These two objectives, it quickly became apparent, called for two very different kinds of journaling and required two very different mindsets. One was rambling and emotional, the other was precise, concise, factual; one was longhand, the other was shorthand; one could be done whenever the mood struck, the other was best as a daily ritual.

While Bridget Jones made the mash-up work in her diary, it didn’t make a lot of sense to me to include the number of Justin’s mini dark chocolate almond butter cups I consumed in a day on the same pages as my stream of consciousness. So I decided to keep not one, but two journals.

What’s Better: Digital or Print?

I already had one pretty salmon-hued journal in my possession, but now that I needed two, a new question arose: Should I go digital? In the comments on my initial post, many of you suggested an app called Day One, which I downloaded and thought about using, but then really didn’t. I spend so much of my day in front of a screen that just the act of sitting down somewhere away from my laptop or the massive desktop that I have been moving around my apartment in an effort to find it a good home (it has recently taken up residence on my dining room table) or even my iPhone felt like a real breather. Add a nice pen (another recommendation from many of you) and a cup of tea and journal-writing became a mini vacation, although perhaps a frozen cocktail or a glass of rosé would be even better.

I also like the idea that a journal is something just for me. And somehow writing my thoughts in an app felt more public, and less private.

Morning Pages

Once I made the decision to keep two journals, both print, an altogether unsurprising thing happened: I wasn’t sure how to start. The documenting of foods eaten, pills taken, etc. wasn’t the problem — although I did notice I was less likely to keep track when I was feeling tired, low, or sick with bronchitis (which was most of February), and also that when I was feeling tired, low, or sick with bronchitis, I was less likely to eat the recommended foods and more likely to, say, have these absurdly delicious bittersweet brownies with salted peanut butter frosting for dinner.

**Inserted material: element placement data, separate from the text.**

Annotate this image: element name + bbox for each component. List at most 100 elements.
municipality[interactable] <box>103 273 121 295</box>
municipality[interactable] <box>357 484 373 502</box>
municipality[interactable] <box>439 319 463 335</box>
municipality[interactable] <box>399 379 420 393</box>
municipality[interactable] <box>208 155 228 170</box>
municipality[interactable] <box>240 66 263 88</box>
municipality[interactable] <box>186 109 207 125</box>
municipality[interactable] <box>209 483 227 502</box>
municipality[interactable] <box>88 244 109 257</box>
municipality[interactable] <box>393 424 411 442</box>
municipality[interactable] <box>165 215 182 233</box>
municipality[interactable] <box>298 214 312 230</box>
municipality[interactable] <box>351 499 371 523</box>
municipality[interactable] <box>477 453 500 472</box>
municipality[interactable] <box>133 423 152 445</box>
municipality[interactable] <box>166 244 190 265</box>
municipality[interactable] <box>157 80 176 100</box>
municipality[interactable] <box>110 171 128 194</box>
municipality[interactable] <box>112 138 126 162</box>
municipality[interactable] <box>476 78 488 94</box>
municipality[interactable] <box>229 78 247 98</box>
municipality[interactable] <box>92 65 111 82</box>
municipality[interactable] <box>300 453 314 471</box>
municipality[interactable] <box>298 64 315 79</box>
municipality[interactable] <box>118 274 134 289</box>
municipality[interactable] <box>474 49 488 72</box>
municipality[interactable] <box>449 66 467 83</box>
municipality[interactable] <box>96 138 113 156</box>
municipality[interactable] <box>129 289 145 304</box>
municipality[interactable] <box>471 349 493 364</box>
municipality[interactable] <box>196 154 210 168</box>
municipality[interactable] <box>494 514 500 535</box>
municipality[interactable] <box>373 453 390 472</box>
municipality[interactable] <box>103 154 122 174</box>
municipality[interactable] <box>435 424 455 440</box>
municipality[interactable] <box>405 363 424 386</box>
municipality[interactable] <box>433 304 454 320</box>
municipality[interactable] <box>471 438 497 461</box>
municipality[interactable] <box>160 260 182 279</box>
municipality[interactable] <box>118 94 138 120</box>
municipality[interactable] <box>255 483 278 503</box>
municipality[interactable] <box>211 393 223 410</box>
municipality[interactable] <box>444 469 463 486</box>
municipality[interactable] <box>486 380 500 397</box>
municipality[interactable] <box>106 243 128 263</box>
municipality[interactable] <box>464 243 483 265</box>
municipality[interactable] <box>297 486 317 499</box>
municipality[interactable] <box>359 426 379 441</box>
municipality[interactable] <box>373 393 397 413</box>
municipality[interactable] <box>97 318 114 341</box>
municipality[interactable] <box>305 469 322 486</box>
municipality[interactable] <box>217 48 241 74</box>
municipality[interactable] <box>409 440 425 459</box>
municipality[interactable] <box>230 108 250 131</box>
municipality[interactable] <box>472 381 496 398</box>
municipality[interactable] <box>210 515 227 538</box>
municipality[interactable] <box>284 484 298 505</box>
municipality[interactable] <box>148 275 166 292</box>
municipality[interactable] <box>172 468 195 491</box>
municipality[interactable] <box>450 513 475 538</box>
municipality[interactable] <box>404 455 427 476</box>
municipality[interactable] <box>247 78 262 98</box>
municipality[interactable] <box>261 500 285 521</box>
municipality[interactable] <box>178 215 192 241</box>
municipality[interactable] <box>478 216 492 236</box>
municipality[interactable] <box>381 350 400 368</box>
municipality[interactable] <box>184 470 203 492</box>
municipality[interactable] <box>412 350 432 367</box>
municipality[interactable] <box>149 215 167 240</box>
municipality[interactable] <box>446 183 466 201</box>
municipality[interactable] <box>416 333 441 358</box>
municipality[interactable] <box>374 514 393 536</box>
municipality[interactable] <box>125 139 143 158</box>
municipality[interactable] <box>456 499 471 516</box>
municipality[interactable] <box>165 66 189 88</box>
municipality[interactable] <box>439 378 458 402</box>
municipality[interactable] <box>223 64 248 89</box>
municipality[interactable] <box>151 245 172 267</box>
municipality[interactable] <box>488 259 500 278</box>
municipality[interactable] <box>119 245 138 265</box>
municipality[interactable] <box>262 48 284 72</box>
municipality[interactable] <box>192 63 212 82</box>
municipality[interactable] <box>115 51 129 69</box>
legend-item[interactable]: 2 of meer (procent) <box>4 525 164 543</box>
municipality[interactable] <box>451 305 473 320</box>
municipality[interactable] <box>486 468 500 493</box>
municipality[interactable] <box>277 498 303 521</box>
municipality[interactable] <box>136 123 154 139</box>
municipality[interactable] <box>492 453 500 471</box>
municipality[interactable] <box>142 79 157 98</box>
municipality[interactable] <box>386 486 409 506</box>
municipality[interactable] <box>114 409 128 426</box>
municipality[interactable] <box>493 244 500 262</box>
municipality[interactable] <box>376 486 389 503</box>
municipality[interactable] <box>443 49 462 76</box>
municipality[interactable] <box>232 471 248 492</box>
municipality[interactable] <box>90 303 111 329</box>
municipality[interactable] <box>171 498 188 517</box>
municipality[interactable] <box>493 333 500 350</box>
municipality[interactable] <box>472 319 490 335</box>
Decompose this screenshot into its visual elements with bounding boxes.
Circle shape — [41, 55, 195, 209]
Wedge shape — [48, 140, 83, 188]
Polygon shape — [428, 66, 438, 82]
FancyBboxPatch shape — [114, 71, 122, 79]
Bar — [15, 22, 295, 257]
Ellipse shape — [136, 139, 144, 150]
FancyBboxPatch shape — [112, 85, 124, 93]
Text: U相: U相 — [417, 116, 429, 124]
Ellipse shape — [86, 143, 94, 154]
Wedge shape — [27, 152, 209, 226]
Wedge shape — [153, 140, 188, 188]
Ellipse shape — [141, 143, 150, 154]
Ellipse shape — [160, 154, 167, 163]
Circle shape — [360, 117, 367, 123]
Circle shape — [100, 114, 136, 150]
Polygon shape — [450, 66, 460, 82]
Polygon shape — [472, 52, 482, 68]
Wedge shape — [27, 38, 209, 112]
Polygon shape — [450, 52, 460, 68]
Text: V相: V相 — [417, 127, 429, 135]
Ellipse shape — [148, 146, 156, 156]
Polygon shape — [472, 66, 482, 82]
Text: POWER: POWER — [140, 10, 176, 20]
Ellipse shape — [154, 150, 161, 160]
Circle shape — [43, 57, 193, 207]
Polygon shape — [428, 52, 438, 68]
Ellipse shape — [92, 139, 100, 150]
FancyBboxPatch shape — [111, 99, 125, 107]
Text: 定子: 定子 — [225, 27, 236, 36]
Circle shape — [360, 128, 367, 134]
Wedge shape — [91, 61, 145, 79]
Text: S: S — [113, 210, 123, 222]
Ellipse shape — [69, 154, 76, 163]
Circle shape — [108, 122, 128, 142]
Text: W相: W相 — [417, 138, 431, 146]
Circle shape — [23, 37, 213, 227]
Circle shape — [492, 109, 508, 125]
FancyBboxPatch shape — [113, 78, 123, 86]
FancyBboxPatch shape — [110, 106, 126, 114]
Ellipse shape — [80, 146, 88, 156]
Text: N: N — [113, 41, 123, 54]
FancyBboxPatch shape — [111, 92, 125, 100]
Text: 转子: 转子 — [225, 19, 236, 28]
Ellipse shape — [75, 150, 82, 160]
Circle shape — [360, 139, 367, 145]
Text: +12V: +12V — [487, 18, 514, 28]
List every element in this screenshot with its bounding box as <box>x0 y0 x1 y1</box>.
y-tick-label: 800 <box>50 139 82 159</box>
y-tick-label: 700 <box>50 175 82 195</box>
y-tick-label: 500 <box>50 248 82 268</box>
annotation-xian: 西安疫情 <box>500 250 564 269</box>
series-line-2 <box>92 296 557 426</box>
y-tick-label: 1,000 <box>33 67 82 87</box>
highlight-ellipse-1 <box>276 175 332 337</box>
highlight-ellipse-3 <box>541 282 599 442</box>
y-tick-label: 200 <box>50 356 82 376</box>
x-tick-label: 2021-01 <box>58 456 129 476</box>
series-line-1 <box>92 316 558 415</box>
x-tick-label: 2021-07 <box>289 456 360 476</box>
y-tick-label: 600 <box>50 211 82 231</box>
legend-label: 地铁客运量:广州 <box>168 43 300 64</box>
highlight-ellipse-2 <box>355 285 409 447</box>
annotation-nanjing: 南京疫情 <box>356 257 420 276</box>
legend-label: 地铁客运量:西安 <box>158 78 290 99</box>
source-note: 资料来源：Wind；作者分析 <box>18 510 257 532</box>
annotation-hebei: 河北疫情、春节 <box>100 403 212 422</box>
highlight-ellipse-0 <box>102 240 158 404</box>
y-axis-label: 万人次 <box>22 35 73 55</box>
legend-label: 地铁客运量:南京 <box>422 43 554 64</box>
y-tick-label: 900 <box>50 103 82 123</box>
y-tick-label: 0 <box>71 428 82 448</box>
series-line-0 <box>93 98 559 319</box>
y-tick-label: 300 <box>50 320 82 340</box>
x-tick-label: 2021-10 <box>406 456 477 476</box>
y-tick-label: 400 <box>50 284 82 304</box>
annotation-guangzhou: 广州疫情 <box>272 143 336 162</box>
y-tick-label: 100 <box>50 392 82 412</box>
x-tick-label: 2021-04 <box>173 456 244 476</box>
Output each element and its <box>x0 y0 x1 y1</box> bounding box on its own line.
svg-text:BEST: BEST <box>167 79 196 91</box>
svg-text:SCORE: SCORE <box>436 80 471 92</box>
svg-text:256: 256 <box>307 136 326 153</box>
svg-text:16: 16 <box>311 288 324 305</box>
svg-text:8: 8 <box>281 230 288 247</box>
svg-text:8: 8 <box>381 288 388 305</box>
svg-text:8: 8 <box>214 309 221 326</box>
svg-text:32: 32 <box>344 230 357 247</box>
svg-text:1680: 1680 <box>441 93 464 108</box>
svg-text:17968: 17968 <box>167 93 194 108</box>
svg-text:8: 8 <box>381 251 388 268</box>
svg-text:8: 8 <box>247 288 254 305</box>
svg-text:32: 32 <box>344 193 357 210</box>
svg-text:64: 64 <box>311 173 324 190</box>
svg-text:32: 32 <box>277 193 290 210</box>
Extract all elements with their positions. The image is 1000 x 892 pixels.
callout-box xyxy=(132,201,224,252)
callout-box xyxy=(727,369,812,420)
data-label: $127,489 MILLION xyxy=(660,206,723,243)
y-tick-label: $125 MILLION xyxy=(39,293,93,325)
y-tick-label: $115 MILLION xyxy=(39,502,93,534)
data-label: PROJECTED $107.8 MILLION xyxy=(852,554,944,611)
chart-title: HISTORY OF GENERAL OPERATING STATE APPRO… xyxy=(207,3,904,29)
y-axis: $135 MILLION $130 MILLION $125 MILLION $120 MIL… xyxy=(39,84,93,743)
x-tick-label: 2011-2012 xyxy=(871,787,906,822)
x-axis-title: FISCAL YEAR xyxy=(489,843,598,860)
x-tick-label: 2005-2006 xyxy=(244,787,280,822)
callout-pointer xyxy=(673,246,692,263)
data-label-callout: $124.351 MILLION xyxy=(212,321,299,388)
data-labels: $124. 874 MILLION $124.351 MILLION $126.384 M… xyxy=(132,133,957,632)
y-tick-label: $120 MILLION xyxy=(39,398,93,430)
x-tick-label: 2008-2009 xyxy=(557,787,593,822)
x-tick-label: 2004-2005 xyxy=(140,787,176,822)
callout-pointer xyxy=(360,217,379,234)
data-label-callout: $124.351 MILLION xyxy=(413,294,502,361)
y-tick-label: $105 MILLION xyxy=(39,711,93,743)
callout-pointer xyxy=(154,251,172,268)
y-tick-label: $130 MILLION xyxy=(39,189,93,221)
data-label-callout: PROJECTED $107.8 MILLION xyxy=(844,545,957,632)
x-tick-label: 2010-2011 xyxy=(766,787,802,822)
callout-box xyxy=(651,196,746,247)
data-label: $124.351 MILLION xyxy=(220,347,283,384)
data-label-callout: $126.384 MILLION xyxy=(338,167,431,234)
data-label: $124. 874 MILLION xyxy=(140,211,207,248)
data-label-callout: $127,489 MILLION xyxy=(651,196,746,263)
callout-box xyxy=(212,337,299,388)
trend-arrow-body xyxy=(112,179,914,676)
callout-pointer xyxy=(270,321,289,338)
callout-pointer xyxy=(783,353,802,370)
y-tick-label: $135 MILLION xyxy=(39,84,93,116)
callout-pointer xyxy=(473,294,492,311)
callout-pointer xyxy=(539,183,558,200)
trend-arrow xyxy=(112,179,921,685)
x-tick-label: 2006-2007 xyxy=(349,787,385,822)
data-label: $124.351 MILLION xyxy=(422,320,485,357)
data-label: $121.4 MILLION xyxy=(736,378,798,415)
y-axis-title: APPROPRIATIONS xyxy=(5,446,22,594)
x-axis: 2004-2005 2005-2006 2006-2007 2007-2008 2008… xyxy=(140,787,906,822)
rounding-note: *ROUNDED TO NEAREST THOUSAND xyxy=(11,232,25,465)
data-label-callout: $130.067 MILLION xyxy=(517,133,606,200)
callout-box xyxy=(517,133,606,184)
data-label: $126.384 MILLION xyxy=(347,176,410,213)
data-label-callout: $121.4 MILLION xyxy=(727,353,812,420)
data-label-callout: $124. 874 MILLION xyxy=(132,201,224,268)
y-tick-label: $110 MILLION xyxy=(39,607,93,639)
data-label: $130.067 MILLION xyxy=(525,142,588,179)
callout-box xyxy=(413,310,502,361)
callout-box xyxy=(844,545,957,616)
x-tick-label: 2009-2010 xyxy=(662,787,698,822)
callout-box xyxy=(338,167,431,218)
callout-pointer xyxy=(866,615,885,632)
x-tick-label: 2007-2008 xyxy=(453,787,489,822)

The difficulty was with the other journal, the one in which I wrote all my secret thoughts and hopes and dreams. Both my health coach and a few of you pointed me in the direction of Julia Cameron, author of The Artist’s Way. One of her primary tools is something she calls morning pages, which, in some ways are fairly self explanatory. “They’re done in the morning and they’re pages,” Cameron explains. You must write three pages and they must be written in long-hand, but otherwise there are no requirements. You can write about things you have to do today, you can whine and be negative if you like. She describes morning pages as a “clearing exercise” rather than a creative one — and for me, that was a huge obstacle.

I have to confess that I’m still in the early days of writing my morning pages, but I’m optimistic about how they will progress. And if that doesn’t work, I wanted to call out another suggestion from one of you: Keeping a correspondence with a close friend as a non-traditional way of journaling. Thanks, @aleec!

How are your journal-writing endeavors progressing? I’d love to know.